Let me explain my situation. I'm filling in for my boss who quit abruptly recently while my masters find someone to replace him. This means that I, with only low-level experience, am suddenly responsible for our medium-sized workplace network. 

Most of it is Windows, which I'm okay with, but we have a FreeBSD (might be OpenBSD, but I hope that won't matter for what I'm going to ask) firewall/dhcp server that connects us to the outside world. The guy who built this server a few years ago no longer works for us, but we still contact him to remote in and tweak things from time to time because he apparently enjoys doing these things for free. Let's call him "Todd."

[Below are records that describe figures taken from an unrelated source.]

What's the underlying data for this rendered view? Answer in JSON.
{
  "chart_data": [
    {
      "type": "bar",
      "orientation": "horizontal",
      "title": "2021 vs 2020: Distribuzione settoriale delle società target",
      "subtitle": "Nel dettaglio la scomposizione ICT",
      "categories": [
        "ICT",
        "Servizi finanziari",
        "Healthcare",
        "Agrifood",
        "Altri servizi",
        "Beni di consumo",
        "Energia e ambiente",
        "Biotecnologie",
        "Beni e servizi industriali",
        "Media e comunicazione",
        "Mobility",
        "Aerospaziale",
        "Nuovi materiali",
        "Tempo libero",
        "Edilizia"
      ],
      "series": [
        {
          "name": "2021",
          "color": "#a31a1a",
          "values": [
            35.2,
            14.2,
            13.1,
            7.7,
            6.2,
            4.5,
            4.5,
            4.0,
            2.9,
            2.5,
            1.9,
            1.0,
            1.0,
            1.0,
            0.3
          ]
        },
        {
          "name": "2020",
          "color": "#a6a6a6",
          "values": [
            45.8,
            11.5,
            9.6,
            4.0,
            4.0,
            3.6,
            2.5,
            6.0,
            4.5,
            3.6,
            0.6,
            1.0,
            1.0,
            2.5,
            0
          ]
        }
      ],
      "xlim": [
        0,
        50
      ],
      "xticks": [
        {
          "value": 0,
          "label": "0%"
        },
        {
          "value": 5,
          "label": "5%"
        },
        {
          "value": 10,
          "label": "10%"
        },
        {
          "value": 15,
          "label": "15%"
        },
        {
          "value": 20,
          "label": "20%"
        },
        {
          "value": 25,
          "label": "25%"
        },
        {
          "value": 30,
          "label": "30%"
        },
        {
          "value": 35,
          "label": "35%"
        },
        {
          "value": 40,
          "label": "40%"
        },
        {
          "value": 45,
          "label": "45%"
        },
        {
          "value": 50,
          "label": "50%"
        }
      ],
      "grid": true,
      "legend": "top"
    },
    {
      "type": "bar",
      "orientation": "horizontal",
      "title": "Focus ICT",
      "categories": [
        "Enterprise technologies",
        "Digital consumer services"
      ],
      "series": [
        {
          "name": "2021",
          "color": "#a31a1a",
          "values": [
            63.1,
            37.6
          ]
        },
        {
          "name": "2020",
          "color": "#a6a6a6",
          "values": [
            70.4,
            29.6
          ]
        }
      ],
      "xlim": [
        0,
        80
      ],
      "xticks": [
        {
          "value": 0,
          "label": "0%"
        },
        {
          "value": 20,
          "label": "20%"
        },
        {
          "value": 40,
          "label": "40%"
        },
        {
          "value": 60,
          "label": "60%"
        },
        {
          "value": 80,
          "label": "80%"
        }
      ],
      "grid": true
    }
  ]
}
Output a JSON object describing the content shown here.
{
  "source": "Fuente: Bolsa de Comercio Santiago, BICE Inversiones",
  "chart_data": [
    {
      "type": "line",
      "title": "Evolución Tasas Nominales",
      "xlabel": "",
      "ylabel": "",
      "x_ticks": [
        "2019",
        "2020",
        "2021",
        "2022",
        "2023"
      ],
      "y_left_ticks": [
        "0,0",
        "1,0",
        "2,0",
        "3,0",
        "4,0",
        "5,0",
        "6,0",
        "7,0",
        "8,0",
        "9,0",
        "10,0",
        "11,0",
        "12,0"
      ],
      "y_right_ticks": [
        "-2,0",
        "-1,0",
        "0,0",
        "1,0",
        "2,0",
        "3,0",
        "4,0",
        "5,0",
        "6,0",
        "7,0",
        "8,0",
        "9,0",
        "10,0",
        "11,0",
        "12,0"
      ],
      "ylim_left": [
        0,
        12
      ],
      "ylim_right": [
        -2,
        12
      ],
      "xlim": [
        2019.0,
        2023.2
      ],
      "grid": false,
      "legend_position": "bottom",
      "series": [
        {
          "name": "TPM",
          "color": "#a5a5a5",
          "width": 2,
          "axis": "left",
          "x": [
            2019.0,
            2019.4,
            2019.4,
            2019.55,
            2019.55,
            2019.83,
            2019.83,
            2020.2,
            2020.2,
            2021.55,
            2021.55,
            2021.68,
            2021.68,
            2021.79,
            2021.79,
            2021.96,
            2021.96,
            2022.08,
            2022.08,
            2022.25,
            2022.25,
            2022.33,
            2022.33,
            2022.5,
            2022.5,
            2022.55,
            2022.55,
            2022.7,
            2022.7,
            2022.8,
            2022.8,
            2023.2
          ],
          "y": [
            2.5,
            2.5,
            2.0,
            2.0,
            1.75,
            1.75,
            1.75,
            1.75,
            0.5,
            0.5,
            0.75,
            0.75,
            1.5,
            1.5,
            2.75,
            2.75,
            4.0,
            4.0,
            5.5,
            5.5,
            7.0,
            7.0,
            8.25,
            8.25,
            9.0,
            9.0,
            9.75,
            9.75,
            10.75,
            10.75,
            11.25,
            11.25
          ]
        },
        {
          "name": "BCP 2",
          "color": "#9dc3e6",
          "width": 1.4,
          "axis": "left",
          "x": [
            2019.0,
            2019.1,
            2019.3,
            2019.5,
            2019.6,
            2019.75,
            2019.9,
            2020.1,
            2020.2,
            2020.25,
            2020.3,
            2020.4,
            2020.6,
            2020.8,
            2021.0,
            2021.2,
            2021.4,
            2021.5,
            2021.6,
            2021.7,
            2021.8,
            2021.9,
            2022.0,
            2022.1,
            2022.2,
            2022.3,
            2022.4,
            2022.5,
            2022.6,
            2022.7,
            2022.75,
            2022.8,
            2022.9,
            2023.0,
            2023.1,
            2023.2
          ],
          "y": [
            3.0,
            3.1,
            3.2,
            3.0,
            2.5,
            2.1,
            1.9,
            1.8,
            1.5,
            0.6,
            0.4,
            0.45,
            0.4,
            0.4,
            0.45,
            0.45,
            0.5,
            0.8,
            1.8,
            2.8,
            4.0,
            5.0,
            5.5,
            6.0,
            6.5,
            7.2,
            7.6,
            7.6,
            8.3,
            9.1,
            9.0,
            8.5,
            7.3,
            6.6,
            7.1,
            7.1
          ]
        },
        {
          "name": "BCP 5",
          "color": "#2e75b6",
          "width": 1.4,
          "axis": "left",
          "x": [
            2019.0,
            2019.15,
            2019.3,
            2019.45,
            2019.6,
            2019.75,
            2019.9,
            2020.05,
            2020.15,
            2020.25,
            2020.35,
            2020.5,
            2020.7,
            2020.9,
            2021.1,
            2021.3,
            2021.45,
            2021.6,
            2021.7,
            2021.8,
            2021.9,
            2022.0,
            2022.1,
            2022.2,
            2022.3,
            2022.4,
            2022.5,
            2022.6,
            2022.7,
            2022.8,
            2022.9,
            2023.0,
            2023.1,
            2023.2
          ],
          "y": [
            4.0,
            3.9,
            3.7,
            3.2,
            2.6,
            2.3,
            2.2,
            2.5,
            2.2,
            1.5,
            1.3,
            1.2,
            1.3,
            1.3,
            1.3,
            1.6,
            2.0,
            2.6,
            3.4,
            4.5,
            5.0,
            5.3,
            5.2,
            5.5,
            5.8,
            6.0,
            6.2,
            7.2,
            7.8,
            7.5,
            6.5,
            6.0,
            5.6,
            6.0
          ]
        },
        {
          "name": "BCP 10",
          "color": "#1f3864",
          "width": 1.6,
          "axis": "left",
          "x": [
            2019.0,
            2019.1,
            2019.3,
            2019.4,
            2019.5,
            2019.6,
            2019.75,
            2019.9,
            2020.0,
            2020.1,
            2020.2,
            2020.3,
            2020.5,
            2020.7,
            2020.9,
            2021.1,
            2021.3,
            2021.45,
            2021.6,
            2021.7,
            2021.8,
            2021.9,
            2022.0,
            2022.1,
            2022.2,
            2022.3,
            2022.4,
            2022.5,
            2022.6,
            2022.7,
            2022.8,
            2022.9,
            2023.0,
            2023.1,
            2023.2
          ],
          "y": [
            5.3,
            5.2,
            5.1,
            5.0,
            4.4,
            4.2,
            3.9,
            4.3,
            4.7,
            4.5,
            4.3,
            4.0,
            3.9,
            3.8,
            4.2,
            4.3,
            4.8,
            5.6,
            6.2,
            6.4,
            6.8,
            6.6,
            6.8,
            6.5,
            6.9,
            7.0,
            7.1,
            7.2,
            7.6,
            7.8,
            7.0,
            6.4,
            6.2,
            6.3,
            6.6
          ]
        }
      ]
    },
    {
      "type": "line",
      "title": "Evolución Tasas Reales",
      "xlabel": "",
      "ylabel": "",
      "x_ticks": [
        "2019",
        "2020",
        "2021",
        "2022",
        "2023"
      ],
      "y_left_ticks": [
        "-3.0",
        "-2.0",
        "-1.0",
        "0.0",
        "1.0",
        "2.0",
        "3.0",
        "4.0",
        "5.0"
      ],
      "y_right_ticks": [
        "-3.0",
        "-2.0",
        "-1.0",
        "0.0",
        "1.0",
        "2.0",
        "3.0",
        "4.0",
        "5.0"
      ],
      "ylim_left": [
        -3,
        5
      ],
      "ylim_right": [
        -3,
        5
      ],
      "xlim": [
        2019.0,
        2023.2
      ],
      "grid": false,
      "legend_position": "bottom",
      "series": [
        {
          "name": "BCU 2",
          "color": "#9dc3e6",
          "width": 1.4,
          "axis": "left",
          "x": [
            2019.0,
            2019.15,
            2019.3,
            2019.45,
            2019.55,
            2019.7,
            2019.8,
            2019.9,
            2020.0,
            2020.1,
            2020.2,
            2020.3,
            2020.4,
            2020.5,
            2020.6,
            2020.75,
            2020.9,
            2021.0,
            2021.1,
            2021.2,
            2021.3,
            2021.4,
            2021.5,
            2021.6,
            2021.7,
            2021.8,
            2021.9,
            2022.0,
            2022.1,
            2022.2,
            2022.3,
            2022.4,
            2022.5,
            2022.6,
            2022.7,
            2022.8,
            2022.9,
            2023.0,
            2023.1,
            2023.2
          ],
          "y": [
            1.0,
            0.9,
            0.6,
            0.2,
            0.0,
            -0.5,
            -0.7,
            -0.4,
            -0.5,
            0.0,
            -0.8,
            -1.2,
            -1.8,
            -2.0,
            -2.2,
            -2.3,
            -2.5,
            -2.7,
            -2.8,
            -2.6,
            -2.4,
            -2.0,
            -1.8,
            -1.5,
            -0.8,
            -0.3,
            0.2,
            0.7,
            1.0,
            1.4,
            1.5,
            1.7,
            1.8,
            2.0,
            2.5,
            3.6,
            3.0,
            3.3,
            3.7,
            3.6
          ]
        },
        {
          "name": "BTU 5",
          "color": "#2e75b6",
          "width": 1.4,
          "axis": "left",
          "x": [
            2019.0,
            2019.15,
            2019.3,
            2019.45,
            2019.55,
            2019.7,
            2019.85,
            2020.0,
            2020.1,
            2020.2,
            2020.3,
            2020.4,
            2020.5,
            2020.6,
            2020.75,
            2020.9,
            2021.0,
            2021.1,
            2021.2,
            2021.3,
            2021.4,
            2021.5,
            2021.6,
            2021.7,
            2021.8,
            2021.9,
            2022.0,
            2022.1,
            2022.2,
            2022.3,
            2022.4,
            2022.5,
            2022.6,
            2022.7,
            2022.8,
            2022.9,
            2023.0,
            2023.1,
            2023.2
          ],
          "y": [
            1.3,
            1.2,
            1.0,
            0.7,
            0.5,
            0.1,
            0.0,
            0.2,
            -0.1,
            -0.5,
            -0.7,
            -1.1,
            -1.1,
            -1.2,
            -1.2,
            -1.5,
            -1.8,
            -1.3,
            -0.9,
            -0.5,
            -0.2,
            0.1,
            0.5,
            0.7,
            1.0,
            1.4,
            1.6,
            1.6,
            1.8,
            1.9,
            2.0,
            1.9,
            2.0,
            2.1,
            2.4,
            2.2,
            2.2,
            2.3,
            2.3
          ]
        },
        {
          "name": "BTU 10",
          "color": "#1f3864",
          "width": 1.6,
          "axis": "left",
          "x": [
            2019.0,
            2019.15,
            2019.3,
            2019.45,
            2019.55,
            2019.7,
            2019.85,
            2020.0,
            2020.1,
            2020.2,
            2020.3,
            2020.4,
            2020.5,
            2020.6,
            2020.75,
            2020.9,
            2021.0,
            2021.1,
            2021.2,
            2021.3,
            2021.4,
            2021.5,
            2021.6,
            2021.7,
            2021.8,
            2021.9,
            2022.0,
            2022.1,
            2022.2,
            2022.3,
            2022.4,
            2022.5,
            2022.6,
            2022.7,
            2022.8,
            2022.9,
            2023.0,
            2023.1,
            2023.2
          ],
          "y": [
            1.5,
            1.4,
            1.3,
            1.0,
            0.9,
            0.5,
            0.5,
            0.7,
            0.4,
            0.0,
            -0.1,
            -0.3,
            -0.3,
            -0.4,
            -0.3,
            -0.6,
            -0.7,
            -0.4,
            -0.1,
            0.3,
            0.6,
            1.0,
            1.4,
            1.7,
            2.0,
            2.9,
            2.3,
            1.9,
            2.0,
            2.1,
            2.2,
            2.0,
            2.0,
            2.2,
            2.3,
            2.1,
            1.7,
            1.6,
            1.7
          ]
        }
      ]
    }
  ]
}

One problem we have occasionally is that a staff member will suddenly lose their wireless connection to our wireless subnet. We can usually get them connected by putting a static ip into their device, but dhcp won't give them a lease even after releasing/renewing the lease on their device. When we get to this part, we usually call Todd, give him the MAC address of the device, he remotes in, and within 10 minutes he has dhcp working again with the device. My boss wasn't much of a Unix guy and didn't mind calling Todd to do this, but I'd like to know what Todd is doing so I don't have to be the one to call him all the time since he's kind of snarky. 

So with just the MAC address, he does something to I assume the firewall/dhcp server machine. I don't know what it's running, but I imagine it's dhcpd. Any idea how he's doing this or are there too many possibilities given the limited information I have? I'm only just learning Unix, so it might be an easy fix, but I don't know. Thank you.


----------



## SirDice (Aug 31, 2011)

jeffbsd said:
			
		

> but we have a FreeBSD (might be OpenBSD, but I hope that won't matter for what I'm going to ask)


It most definitely matters.

`$ uname -a` will show you what you got.


----------



## jeffbsd (Sep 1, 2011)

Didn't get the chance to log on to do uname, but I found out it's definitely OpenBSD after all. I assume I'll need to know the version number as well, but should I go find an OpenBSD forum to post in instead?


----------



## wblock@ (Sep 1, 2011)

Call me crazy, but my first impulse would be to ask the guy how he fixes it.


----------



## jeffbsd (Sep 1, 2011)

wblock said:
			
		

> Call me crazy, but my first impulse would be to ask the guy how he fixes it.



That would seem to make the most sense, but this guy isn't very open with his "secrets." Asking him before has only gotten cryptic, unhelpful responses.


----------



## DutchDaemon (Sep 1, 2011)

You might want to try the OpenBSD section of our good friends at DaemonForums.


----------



## jeffbsd (Sep 1, 2011)

Will do. Thank you!


----------